Scroll through the images and notice the unattached labrum at the 12-3 o'clock position at the site of the sublabral foramen.
Notice the smooth borders unlike the margins of a SLAP-tear.
A Buford complex is a congenital labral variant.
The anterosuperior labrum is absent in the 1-3 o'clock position and the middle glenohumeral ligament is usually thickened.
It is present in approximately 1.5% of individuals.
On these axial images a Buford complex can be identified.
The anterior labrum is absent in the 1-3 o'clock position and there is a thickened middle GHL.
The thickened middle GHL should not be confused with a displaced labrum.

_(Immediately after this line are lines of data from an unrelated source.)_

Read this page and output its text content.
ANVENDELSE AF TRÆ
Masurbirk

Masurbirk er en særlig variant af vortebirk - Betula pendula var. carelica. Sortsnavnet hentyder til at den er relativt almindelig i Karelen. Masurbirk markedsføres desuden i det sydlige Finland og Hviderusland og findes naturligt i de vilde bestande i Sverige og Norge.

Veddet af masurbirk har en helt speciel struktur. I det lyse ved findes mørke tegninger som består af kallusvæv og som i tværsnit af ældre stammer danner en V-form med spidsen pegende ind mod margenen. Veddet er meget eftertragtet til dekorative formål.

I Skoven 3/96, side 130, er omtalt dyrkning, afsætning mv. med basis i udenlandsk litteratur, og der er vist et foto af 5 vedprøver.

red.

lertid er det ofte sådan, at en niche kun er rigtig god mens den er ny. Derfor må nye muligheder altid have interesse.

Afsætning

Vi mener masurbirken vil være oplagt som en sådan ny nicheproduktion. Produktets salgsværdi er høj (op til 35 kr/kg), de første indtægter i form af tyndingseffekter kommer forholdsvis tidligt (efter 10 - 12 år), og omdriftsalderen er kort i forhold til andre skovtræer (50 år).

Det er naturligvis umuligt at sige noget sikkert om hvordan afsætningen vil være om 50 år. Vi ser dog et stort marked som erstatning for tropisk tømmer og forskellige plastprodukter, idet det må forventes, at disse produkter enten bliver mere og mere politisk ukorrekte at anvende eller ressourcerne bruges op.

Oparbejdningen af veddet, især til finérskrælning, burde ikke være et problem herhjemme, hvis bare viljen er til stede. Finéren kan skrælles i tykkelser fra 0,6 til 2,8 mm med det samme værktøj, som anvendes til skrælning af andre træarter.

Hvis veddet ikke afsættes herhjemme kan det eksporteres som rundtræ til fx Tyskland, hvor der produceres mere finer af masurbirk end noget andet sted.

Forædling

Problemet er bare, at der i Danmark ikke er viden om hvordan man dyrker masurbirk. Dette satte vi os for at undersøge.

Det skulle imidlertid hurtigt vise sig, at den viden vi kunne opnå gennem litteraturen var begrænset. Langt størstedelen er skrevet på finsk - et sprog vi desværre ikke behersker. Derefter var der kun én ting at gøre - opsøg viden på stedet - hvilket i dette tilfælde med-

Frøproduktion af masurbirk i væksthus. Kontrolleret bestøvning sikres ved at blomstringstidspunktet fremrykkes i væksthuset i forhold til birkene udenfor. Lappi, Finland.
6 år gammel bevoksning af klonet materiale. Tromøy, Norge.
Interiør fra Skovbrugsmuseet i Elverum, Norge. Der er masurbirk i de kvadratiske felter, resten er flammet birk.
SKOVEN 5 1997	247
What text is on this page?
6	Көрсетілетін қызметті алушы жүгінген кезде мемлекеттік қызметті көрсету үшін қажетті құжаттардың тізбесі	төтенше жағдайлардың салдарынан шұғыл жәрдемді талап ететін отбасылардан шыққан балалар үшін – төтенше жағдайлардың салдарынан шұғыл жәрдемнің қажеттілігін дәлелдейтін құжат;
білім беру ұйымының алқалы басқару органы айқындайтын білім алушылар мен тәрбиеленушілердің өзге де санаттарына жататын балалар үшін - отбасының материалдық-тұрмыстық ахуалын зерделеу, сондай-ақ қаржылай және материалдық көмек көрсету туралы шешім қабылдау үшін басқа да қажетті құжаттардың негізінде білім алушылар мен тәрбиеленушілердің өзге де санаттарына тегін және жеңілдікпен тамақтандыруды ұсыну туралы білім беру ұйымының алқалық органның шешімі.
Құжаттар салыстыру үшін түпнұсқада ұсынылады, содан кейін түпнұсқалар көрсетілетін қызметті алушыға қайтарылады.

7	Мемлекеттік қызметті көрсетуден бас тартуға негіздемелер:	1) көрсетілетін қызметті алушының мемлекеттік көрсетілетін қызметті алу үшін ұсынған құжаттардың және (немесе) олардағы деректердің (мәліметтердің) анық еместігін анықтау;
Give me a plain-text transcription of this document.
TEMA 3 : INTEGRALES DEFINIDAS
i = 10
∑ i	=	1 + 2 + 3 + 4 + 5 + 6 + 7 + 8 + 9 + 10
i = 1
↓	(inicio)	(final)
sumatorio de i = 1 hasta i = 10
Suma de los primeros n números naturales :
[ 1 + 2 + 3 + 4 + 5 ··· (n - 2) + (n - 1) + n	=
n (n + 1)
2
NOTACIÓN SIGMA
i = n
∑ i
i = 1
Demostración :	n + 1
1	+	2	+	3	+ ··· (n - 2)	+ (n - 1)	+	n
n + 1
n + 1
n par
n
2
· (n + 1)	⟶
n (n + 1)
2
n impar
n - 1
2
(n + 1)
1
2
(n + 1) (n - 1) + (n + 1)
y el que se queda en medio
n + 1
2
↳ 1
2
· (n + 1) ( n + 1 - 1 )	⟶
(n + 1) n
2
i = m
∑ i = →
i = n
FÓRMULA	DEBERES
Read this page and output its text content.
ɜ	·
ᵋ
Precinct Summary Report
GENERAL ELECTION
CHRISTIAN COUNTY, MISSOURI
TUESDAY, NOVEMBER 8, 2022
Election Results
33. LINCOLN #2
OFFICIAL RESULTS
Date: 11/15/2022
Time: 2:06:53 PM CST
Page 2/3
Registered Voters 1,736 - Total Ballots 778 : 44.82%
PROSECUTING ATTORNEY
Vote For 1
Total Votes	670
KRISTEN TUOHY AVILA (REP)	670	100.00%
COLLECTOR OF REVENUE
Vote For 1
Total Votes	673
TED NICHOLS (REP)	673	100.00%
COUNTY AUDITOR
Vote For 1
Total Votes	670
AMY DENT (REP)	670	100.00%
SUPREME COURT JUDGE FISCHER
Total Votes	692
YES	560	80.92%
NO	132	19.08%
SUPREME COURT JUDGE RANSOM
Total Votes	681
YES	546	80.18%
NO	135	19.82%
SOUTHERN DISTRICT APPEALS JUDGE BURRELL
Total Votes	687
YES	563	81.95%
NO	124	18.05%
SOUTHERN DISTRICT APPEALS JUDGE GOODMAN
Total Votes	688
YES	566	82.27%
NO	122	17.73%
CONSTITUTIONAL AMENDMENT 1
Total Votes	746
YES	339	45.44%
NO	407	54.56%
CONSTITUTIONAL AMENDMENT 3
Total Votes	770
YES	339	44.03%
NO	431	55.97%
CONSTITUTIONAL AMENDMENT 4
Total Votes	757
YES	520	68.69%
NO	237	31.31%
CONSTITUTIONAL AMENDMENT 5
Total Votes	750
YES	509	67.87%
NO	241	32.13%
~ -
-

It should always be possible to trace the middle GHL upwards to the glenoid rim and downwards to the humerus.
Video of Buford complex
Failure of one of the acromial ossification centers to fuse will result in an os acromiale.
It is present in 5% of the population.
Usually it is an incidental finding and regarded as a normal variant.
The os acromiale may cause impingement because if it is unstable, it may be pulled inferiorly during abduction by the deltoid, which attaches here.
On MR an os acromiale is best seen on the superior axial images.
An os acromiale must be mentioned in the report, because in patients who are considered for subacromial decompression, the removal of the acromion distal to the synchondrosis may further destabilize the synchondrosis and allow for even greater mobility of the os acromiale after surgery and worsening of the impingement (4).
The axial MR-images show an os acromiale with degenerative changes, i.e. subchondral cysts and osteophytes (arrow).